Intelligence Built In
The original scope had AI everywhere, on every page and every action. We cut it down to three moments where it saves real time and stays invisible everywhere else. Every feature that did not survive that cut was removed because it added decisions for the owner rather than removing them.
01
Payment Follow-ups
On the Payments page, opening the AI panel surfaces a revenue summary tailored to that screen. A month-over-month comparison of this month versus last, a list of overdue invoices each with a one-tap send reminder, and a forward projection of where the month will land if pending payments clear.
02
Post-Job Communication
When a job is marked complete a single card slides in with a pre-written follow up message ready to send. One tap sends it. We considered putting this in the phone page as a chip menu with multiple options. Owners did not want to choose. They wanted it done.
03
Dashboard Insights
The dashboard surfaces two or three proactive insights the owner would otherwise have to go looking for. We capped it at three cards maximum.
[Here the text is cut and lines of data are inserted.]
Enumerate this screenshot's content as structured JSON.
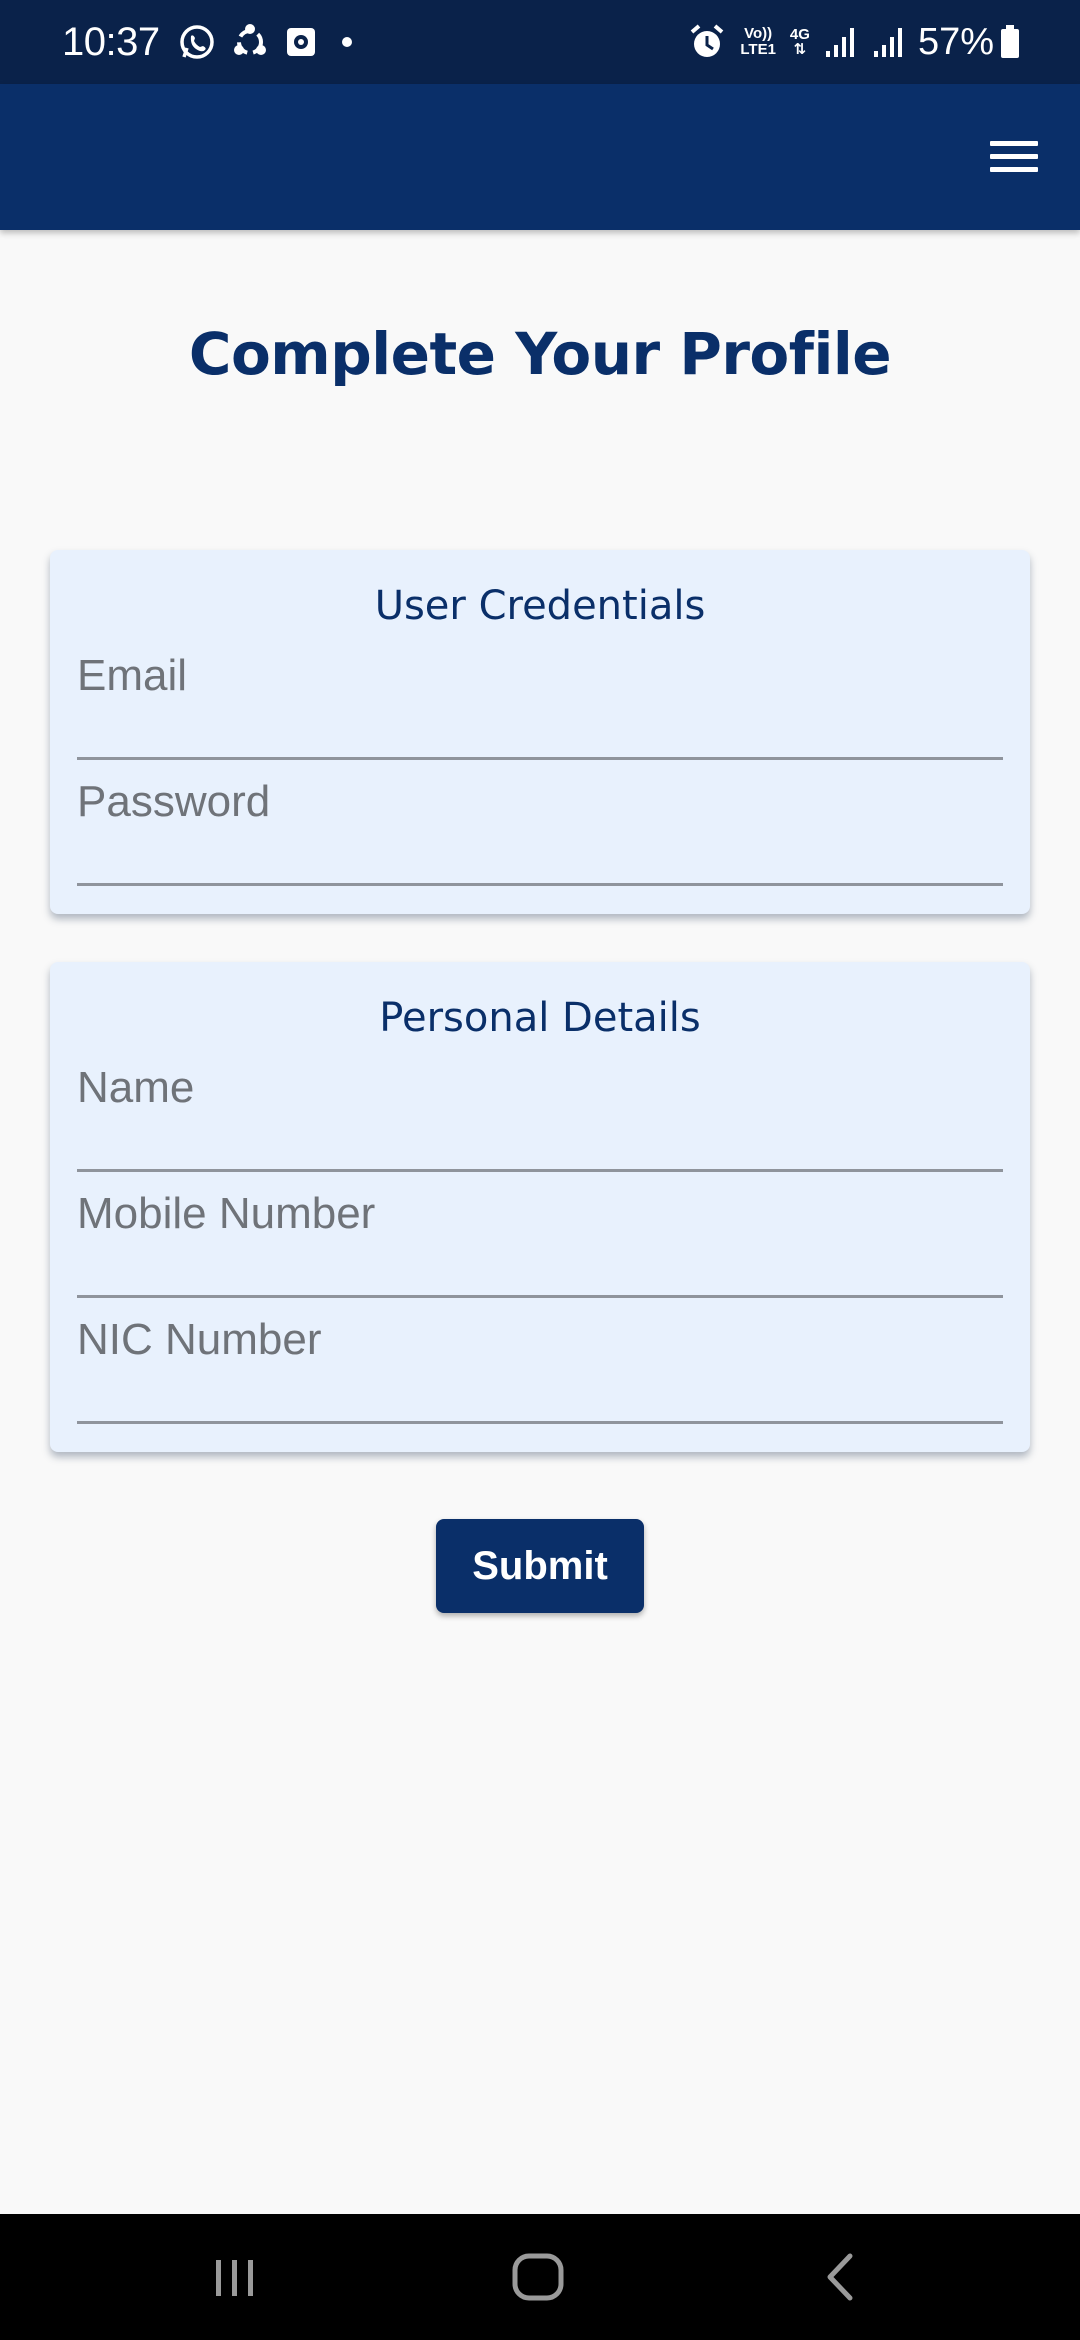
{
  "status_bar": {
    "time": "10:37",
    "battery": "57%",
    "icons": [
      "whatsapp-icon",
      "share-icon",
      "screen-record-icon",
      "alarm-icon",
      "volte-icon",
      "4g-icon",
      "signal-icon",
      "signal-icon",
      "battery-icon"
    ],
    "volte_label_top": "Vo))",
    "volte_label_bottom": "LTE1",
    "network_label": "4G"
  },
  "app_bar": {
    "menu_icon": "menu-icon",
    "color": "#0a2f69"
  },
  "page": {
    "title": "Complete Your Profile"
  },
  "credentials": {
    "heading": "User Credentials",
    "email_placeholder": "Email",
    "password_placeholder": "Password"
  },
  "personal": {
    "heading": "Personal Details",
    "name_placeholder": "Name",
    "mobile_placeholder": "Mobile Number",
    "nic_placeholder": "NIC Number"
  },
  "submit": {
    "label": "Submit"
  },
  "nav_bar": {
    "icons": [
      "recents-icon",
      "home-icon",
      "back-icon"
    ]
  },
  "colors": {
    "primary": "#0a2f69",
    "status_bar": "#0a224a",
    "card_background": "#e8f1fd",
    "page_background": "#f9f9f9"
  }
}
More than three and owners stopped reading them entirely.
What I Learned
Building Cove taught me that the hardest product decisions are not about features. They are about what to leave out. The original scope from the brief was enormous. Getting to a focused and coherent product meant constantly asking which screen matters most and which interaction does the most work. The AI integration was the sharpest version of that question. Every AI touchpoint in the final product survived because it removed a real decision for the owner, not because it was technically possible.
What I would do next
A mobile companion app for employees in the field, a client facing booking portal, and a live Supabase backend replacing the seed data.